Mexico City has many art museums. Perhaps the weakest is the one that should be its best, the Museo Nacional de Arte. For a national institution that has almost 3,800 works of art from the 16th through the 20th century, it had little of interest when I saw it and few visitors. Well, little of interest to the usual museum patrons. A rather strange room on the first floor contained many sculptures like “Malgré Tout” and other works of graphic, almost kinky sexuality.

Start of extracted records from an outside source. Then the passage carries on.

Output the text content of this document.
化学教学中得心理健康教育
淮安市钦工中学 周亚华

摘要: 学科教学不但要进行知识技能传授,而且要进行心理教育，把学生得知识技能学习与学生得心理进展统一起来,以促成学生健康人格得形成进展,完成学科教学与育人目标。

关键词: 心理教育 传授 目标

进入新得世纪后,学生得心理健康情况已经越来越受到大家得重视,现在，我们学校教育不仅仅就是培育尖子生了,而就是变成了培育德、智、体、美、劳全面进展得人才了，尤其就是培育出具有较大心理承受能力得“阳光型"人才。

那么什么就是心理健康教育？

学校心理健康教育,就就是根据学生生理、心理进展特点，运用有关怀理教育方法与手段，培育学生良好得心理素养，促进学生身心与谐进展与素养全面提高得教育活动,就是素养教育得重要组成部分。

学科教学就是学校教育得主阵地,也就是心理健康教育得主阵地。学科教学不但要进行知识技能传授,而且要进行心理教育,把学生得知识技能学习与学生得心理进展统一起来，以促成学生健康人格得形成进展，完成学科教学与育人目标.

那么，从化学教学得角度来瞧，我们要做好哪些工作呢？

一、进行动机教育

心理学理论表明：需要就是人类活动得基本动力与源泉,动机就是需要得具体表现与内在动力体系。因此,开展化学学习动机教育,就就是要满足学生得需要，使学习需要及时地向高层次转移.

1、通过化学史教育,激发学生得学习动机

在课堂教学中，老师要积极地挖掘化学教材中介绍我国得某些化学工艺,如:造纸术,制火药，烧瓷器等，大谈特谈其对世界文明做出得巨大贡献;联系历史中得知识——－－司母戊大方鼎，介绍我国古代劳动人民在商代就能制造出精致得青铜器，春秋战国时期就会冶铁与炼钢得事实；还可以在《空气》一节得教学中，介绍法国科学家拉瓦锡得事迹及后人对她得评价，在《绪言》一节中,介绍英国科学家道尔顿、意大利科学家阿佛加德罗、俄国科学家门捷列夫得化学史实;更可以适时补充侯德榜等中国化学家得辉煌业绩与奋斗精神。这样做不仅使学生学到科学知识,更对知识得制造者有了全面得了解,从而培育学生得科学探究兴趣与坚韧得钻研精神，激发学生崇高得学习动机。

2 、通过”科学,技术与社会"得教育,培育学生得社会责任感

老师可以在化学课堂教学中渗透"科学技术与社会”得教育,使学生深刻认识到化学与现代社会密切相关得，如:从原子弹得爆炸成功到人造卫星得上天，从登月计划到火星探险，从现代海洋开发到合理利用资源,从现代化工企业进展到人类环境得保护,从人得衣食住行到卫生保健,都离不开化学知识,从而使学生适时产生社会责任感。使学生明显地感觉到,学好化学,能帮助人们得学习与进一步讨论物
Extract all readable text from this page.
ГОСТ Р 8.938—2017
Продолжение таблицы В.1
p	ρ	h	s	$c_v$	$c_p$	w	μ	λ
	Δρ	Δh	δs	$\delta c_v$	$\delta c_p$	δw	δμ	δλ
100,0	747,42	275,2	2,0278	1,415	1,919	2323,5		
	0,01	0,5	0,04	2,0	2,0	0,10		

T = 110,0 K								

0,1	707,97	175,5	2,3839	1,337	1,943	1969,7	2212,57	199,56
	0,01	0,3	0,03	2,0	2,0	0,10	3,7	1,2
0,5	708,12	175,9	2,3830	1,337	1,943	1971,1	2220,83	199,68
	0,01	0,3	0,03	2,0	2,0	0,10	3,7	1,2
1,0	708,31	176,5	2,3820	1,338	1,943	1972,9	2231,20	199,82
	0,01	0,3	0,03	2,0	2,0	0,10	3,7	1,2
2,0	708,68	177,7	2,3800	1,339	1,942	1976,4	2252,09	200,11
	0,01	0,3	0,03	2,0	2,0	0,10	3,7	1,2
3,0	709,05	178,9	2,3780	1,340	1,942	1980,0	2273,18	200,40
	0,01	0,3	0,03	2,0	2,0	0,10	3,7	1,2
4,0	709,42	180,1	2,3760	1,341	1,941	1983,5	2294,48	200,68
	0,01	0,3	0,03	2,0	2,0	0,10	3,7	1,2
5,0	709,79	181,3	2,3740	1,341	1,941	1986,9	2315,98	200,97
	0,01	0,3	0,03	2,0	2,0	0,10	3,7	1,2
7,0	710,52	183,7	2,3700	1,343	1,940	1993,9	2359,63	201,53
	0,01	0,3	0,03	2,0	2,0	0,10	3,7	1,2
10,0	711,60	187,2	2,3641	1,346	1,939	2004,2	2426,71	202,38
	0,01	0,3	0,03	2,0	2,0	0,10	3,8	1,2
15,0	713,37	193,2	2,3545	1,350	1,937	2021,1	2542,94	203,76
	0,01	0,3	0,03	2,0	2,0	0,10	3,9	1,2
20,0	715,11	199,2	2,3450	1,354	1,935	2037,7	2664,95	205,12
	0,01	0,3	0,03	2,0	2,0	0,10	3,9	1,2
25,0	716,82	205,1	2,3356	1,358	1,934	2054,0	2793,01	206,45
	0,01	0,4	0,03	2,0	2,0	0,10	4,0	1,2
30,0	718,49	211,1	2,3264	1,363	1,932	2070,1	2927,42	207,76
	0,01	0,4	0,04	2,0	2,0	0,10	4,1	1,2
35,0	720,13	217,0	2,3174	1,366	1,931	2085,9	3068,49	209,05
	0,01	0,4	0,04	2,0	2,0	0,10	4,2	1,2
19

The problem begins with the building. The National Museum of Art is in the one time Palacio de Communicaciones. With its palace-like staircases and a massive interior courtyard, it might have been grand a century ago but not now. And it’s certainly not a space to effectively display art, even those oversized visions of 19th century Mexico. A lot of them are by an artist, José Maria Velasco, who specialized in landscapes showing the verdant valley where Mexico City is now. His scenes are probably accurate but too reminiscent of other artists, like Constable. However, there was one great work of art on display, a painting that all by itself was almost worth the price of admission.
The guide books raved about the Museo Nacional de Arte, making me look forward to seeing it. My Eyewitness Travel called it “the most important Mexican art collection in the world”. That’s probably just travel book hype. There were footprints on the floor leading to a small, temporary exhibit of Diego Rivera’s work. If Mexico has a national artist, it’s surely Rivera. The couple bending over below is by him, but this image is not in Mexico’s National Gallery, it’s part of a mural in the National Palace. If I hadn’t seen it prior to entering the national gallery, I wouldn’t have thought Rivera, Frida Khalo’s husband, was much of an artist. Photography was forbidden in the Museo Nacional de Arte, so I can’t demonstrate.
That’s also why I can’t show you the great work of art, “The Torture of Cuauhtémoc”, that made my visit worthwhile. It sounds grim and it is. Leandro Izaguirre painted it in 1893. After yet another Mexican 18th century war, the national cultural emphasis shifted temporarily to pre-hispanic Mexico. Cuauhtémoc was the last Aztec Emperor. In a vivid painting called “El Suplicio de Cuauhtémoc”, he’s shown being tortured by the Spanish. Their faces show cruel indifference, while the Aztec with his feet literally in the fire demonstrates defiance. This unforgettable image was exhibited at the 1894 Columbia Exposition in Chicago, the subject of the great book Devil in the White City that is reportedly being made into a movie starring Leonardo DiCaprio.